The bill eventually was written up: 1 percent for homeowners, 2 percent for rental, and 3 percent for commercial. Those were the caps. The bill was passed, and it is now in the state constitution. It's the biggest thing I ever did.
At a condo owners meeting the hot topics were tree trimming and how to stop woodpeckers from drilling holes in people’s units.  One person recommended buying plastic owls and filling them with sand.  Another suggested pie tins that reflected.  By the time I got back home Golden State was blowing out the Bulls.

I was unable to edit my blog or make a new post until Augie Reyes from IUN tech services connected it to the Foxfire.  It appears that the latest Safari update made the blog incompatible with my MAC.

I started reading Sean Wilentz’s 2005 biography of Andrew Jackson, shorter but more scholarly than Jon Meacham’s “American Lion: Andrew Jackson in the White House.”  Wilentz wrote that “the charismatic general and hero of the War of 1812 embodied the hopes of ordinary citizens” and that his presidency was “a hinge between the founding of the republic and its rebirth in the Civil War.”
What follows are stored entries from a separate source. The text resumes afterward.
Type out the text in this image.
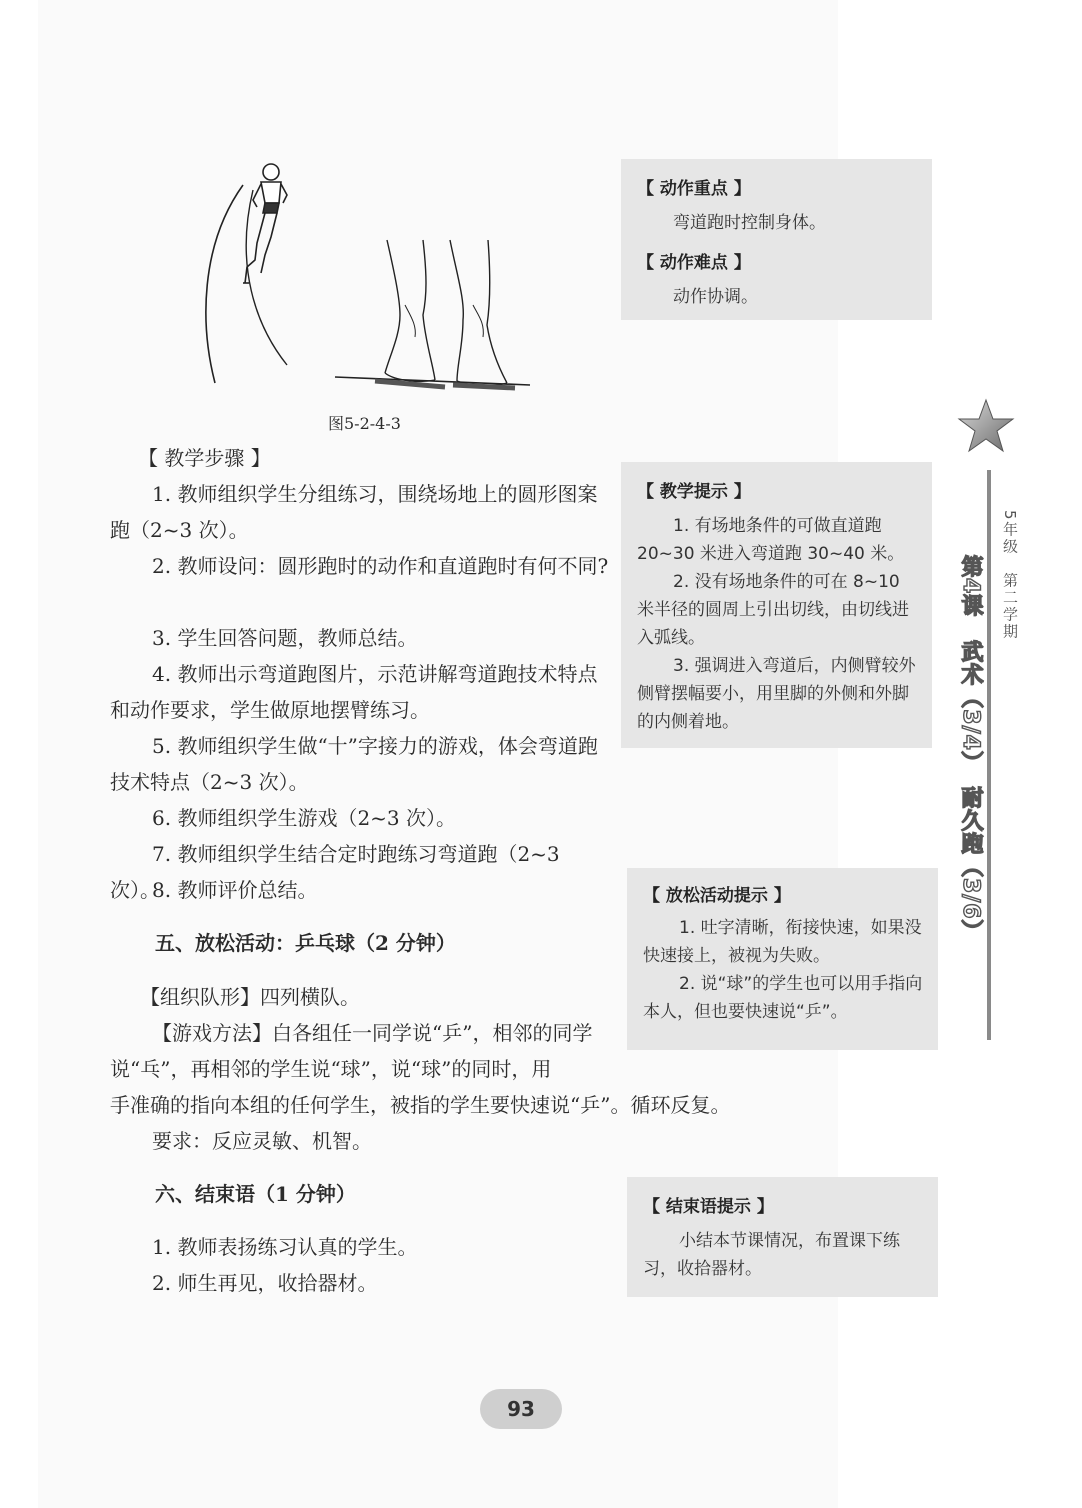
图5-2-4-3
【 动作重点 】

弯道跑时控制身体。

【 动作难点 】

动作协调。

【 教学步骤 】
1. 教师组织学生分组练习，围绕场地上的圆形图案跑（2~3 次）。
2. 教师设问：圆形跑时的动作和直道跑时有何不同?
3. 学生回答问题，教师总结。
4. 教师出示弯道跑图片，示范讲解弯道跑技术特点和动作要求，学生做原地摆臂练习。
5. 教师组织学生做“十”字接力的游戏，体会弯道跑技术特点（2~3 次）。
6. 教师组织学生游戏（2~3 次）。
7. 教师组织学生结合定时跑练习弯道跑（2~3 次）。
8. 教师评价总结。
五、放松活动：乒乓球（2 分钟）
【组织队形】四列横队。
【游戏方法】白各组任一同学说“乒”，相邻的同学说“乓”，再相邻的学生说“球”，说“球”的同时，用
手准确的指向本组的任何学生，被指的学生要快速说“乒”。循环反复。
要求：反应灵敏、机智。
六、结束语（1 分钟）
1. 教师表扬练习认真的学生。
2. 师生再见，收拾器材。
【 教学提示 】

1. 有场地条件的可做直道跑 20~30 米进入弯道跑 30~40 米。

2. 没有场地条件的可在 8~10 米半径的圆周上引出切线，由切线进入弧线。

3. 强调进入弯道后，内侧臂较外侧臂摆幅要小，用里脚的外侧和外脚的内侧着地。

【 放松活动提示 】

1. 吐字清晰，衔接快速，如果没快速接上，被视为失败。

2. 说“球”的学生也可以用手指向本人，但也要快速说“乒”。

【 结束语提示 】

小结本节课情况，布置课下练习，收拾器材。

第4课　武术（3/4）　耐久跑（3/6） 5年级　第二学期
93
I bowled my best game all season, a 190, enabling the Engineers to win game two, and finished with a 483 series.  Opponent Judy Sheriff threw a ball that broke sharply to the left, necessitating that she throw it perilously close to the right gutter.  After one of her strikes, the octogenarian exclaimed, “I’m a happy hooker.”
Gary Roosevelt student Cary Martin protests conditions at school; NWI Times photo by Carmen McCollum
Gary Roosevelt students protested the lack of heat and other problems that have kept the school closed much of the time since Christmas.  He once-proud school has fallen on tough times, exacerbated by being taken over and run as a charter school.